Investors drove stock markets lower Tuesday morning after cell phone stalwart Nokia warned of lower-than-expected quarterly results, but broad indexes recouped most of their losses by the time markets closed, as investors regained faith in an economic revival. After all, some leading technology companies such as Intel and Applied Materials have called for a rebound in the second half.
But based on the data so far, things won't get better in the near future. This quarter has seen about the same rate of tech profit warnings as the first three months of the year, according to the latest data from First Call, which tracks corporate earnings and analyst estimates.
On the surface things look better: The first 72 days of the second quarter have seen 171 "negative preannouncements" from organizations followed by First Call, compared with 190 cautions through the same period in the first quarter. And according to First Call, 36 percent of all second-quarter cautions so far have come from tech companies, compared with 41 percent for the same period in the first quarter.
But these numbers are deceptive; some companies issued bad news, but these days analysts have been cutting estimates so much that companies' lowered estimates don't show up as warnings. In reality, the differences between this quarter and the first are too small to be significant, said Chuck Hill, First Call's director of research. As far as he's concerned, bad news continues unabated.
"The worrisome thing is that we're not seeing a slowdown in the number of warnings," Hill said.
Nokia's Tuesday report is only the latest reason to doubt an imminent tech revival.

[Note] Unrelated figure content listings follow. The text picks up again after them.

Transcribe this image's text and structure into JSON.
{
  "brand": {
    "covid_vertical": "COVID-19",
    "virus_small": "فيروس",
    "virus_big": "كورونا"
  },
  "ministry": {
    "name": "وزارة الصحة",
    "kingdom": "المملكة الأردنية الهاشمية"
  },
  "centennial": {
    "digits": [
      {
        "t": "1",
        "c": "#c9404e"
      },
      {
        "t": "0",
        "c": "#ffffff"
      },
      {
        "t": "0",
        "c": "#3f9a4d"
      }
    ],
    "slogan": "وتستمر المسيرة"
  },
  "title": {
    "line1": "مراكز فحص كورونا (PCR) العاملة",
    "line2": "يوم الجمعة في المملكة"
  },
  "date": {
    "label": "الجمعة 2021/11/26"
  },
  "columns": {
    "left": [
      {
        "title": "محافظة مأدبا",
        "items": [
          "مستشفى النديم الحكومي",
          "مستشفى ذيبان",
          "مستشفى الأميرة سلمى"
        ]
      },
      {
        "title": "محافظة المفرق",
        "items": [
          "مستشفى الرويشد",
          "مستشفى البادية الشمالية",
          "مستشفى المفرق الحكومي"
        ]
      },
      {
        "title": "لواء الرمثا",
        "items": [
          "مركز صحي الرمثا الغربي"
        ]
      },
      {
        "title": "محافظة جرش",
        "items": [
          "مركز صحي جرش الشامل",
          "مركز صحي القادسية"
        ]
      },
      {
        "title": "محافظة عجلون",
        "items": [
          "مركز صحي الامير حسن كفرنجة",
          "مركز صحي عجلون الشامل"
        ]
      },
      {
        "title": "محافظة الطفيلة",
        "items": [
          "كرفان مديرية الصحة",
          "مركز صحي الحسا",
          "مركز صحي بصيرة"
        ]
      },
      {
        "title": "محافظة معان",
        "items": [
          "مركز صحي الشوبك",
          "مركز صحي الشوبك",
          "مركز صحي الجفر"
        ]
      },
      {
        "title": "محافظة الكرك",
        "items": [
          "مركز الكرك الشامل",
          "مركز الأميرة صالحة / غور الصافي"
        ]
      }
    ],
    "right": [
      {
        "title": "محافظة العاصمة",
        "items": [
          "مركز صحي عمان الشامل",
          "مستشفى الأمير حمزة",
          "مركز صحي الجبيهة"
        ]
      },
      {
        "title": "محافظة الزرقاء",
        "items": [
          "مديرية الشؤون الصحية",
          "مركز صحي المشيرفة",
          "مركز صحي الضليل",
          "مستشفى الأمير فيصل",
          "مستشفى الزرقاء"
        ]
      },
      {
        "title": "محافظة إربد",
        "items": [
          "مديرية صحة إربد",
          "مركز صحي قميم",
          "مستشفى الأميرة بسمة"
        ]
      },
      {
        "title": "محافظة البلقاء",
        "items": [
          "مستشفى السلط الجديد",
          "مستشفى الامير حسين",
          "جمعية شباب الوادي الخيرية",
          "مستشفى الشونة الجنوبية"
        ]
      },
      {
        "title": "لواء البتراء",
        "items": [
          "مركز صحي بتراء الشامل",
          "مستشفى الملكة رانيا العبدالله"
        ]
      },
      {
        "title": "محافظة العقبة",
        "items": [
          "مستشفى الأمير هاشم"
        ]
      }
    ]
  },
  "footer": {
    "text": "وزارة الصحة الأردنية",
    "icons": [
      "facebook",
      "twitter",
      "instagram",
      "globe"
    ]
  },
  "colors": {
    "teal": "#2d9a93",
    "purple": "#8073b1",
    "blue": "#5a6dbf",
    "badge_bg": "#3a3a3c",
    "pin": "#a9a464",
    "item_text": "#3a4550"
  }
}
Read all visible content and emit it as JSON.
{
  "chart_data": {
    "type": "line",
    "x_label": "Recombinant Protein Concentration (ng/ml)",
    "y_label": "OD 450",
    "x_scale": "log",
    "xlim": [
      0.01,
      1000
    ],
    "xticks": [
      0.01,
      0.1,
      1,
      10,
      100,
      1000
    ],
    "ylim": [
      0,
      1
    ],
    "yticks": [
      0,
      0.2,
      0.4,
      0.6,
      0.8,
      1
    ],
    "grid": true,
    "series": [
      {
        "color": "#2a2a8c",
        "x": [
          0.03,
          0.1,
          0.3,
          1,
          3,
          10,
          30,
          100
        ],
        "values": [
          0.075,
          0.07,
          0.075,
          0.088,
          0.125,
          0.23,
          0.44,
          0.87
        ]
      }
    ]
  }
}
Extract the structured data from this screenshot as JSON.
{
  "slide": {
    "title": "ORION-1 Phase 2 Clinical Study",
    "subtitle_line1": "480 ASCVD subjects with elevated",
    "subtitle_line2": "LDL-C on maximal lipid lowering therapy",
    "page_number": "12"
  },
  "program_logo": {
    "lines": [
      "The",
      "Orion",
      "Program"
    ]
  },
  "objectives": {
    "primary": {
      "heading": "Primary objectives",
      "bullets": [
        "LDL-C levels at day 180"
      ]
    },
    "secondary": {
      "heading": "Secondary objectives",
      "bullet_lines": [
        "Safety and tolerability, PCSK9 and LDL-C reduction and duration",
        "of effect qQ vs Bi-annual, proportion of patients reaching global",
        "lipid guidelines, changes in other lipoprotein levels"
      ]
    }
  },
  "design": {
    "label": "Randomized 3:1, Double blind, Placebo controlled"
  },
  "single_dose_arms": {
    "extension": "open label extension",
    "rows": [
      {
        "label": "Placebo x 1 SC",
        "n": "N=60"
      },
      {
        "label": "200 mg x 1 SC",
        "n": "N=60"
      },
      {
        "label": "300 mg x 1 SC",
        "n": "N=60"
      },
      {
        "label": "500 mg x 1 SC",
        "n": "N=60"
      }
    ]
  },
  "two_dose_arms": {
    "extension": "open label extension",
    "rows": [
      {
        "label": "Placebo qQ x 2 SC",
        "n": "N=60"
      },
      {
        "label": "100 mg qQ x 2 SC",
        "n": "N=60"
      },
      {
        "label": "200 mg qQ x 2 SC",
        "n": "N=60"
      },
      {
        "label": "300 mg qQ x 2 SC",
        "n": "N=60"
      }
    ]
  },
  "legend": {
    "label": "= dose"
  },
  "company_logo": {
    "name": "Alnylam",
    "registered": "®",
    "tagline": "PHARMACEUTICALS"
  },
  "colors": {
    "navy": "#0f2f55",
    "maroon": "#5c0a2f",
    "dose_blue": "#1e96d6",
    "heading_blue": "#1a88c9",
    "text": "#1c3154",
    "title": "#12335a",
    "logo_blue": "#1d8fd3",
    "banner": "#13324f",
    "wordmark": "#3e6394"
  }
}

Rising demand for communications hardware looks to be as distant as the end of a live performance of "In-A-Gadda-Da-Vida." High-end router maker Juniper Networks last week said it could earn just one-third of what analysts predicted. 3Com and Broadcom see lower-than-expected revenue. Intel during its recent midquarter report refused to call a bottom for the communications sector.
And though Intel said its core business of processors will grow in the third quarter, some analysts and industry observers believe improvement is further away. Don Young of UBS Warburg and Joseph Osha of Merrill Lynch said PC inventories have actually increased as a percentage of revenue from earlier this year.
The server market appears no better. Sun Microsystems recently projected earnings at least 33 percent below analyst estimates.
Don't look for better days from other enterprise hardware makers. Network storage king EMC hasn't warned of lower sales, but it may have to lower prices--and take a hit on margins, and thus profits--to stimulate demand, according to Morgan Stanley analyst Gillian Munson.
"It feels to us as if a multiyear period of explosive data growth, and therefore customers willing to pay anything to get their storage in place, has now tapered off and enabled customers to sit back and hesitate a bit," Munson wrote in a Tuesday research note. "We think at this juncture the evidence warrants being conservative about EMC's gross margin capability. Therefore, we are lowering our gross margin assumptions and our earnings-per-share estimates for EMC, given what appears to be a continued slow-moving sales-close cycle and heavy price discounting."
So, no part of the technology world can truly say demand is improving.
Of course, tech sales will increase eventually, but a rebound was never in question; the important thing for investors is the timing of a recovery. It appears to be further away than it seemed only a few months ago.
Belief in a second-half rebound largely rests on the past record. Historically, companies like Intel have seen improved sales in the last six months of the year, and they're content to believe history will repeat itself, economic slowdown or not.
But Ed Keon, a director of quantitative research at Prudential Securities, recently pointed out that history indicates the tech slump could extend beyond this year. The last major technology slowdown lasted three years, in the early 1990s. Then, as now, technology prices fell as companies cleared inventories despite lower demand.
"Based on the experience of the early 1990s, it may take a while for tech companies to regain the profitability to expand (research and development) that generates the progress that leads to higher profitability and increased economic share," Keon wrote in a research report released earlier this week. "We do not pretend that the above argument is conclusive, but it does suggest that the tech earnings slowdown may not reverse as quickly or as decisively as we might hope."
Profit warnings came in record numbers in the fourth and first quarters, First Call's Hill noted. Until that pace settles down, there's no reason to look for improved earnings.
"You don't suddenly throw the switch from record levels to normal," Hill said. "I'm not seeing a deceleration in warnings yet."